I walk into my room on Saturday to find an ungodly scene and smell. Seems as though my roommate is really “sick” and has thrown up all over her bed. Yes, let me repeat, she has thrown up all over her bed. Thus, the only place for her to lie down was in my bed. Let me just reemphasize the fact that she had just thrown up in her bed and was now lying in my bed. She also informed me that she had to drink all my water because once again, she was sooo “sick”. The room smelt horrible and looked absolutely disgusting. Helen later informed me that she had thrown up all morning and that apparently her and another girl, her sister was staying for the weekend, had taken a shower together…I don’t really care to know. But apparently her “sickness” was gone in 4.5 hours because she was roaring to go partying once again.
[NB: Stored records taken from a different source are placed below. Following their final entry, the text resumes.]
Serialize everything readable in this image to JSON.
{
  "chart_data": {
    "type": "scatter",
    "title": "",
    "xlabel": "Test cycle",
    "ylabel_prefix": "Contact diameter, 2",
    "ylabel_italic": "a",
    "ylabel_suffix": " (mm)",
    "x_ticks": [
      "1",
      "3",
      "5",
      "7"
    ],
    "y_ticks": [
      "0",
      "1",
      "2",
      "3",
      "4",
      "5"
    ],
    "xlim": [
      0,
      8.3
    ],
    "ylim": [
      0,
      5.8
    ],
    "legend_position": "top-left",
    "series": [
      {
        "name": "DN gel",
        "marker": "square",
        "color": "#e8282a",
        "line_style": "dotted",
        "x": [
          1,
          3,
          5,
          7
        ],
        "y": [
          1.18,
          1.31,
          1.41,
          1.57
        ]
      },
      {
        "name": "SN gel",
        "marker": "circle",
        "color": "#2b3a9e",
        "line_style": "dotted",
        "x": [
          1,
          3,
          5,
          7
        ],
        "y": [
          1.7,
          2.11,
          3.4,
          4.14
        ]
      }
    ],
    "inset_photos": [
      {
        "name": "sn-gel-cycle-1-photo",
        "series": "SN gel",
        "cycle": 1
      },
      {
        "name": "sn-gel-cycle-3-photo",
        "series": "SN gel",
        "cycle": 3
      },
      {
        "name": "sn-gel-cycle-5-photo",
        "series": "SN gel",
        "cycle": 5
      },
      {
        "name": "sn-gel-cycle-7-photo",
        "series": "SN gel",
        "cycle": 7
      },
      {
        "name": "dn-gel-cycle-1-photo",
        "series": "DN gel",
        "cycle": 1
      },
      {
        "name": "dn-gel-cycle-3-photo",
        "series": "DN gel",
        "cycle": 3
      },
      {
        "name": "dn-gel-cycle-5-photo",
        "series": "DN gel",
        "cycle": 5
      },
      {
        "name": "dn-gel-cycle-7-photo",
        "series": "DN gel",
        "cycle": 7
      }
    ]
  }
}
I guess she had that 4.5 hour bug that seems to be going around.
Today I was working on writing a proposal for a grant. I finished it by the way. Anyway, I left to go to class and I left the paper open on my computer. I came back to find that my paper now had 6,428 pages…man, it was only suppose to be 1500 words. Guess I need to cut out those last 6,422 pages…
Our toilet is driving me absolutely mad. It keeps running, then shutting off for about 15 seconds, then running, then shutting off, and you get the picture. Its like being in a room where just a drop of water is leaking, drop, drop, drop, and eventually you ram your head against the wall because for some reason that makes the water cease to drop. Although, afterwards I wake up with a huge bruise on my head and little recollection of the past five hours…and the water, well it still continues to drop.
At work today the other guy who works there was asked to go pick something up at another office. However, the lady made the mistake of saying take your time. 15 minutes pass and we start to think a search party may be needed. 25 minutes later we are thinking he has been kidnapped. 30 minutes later we are thinking what the hell happened to this kid. I then remember the hissing squirrels and the flying ufo’s, and the fact that he was a guy…it all makes sense.
Why is it that I get sucked into the most mind-numbing games? The other day I came across this game called escape. The point of the game, don’t let your little box get hit by the other boxes. It actually requires a lot of skill to perfect this game…I’m up to 21.876 seconds or so. Then there is the helicopter game where you click your mouse to go up or down and avoid these green box things, boxes are very popular with me. I’ve gotten over 3,000 and that’s no easy feat mind you.
The other day I was walking to the commons and I saw the strangest thing. O, I just remembered I saw two strange things, but not on the same day or at the same time. Well of course it wasn’t at the same time, it wasn’t even on the same day…jeez. Anyway, the first amusing thing was a fork in a tree. I mean, how does a fork get in the tree. Next thing you know there will be a fork in the road…ha ha. On the other day was this guy, our age mind you, smoking a pipe. No not that kind of pipe, but one of the old-fashioned sorts of pipes your grandfather would have used. Is this a new fad or something?
Also, at work today I was given a plant. Yipppeee, I get to have a plant. I will love, and water it, and call it my little squishy. I will keep it happy and healthy and it will live forever. Hmm, now that I think of it, I think I left him at work…I’m going to make a great mom someday.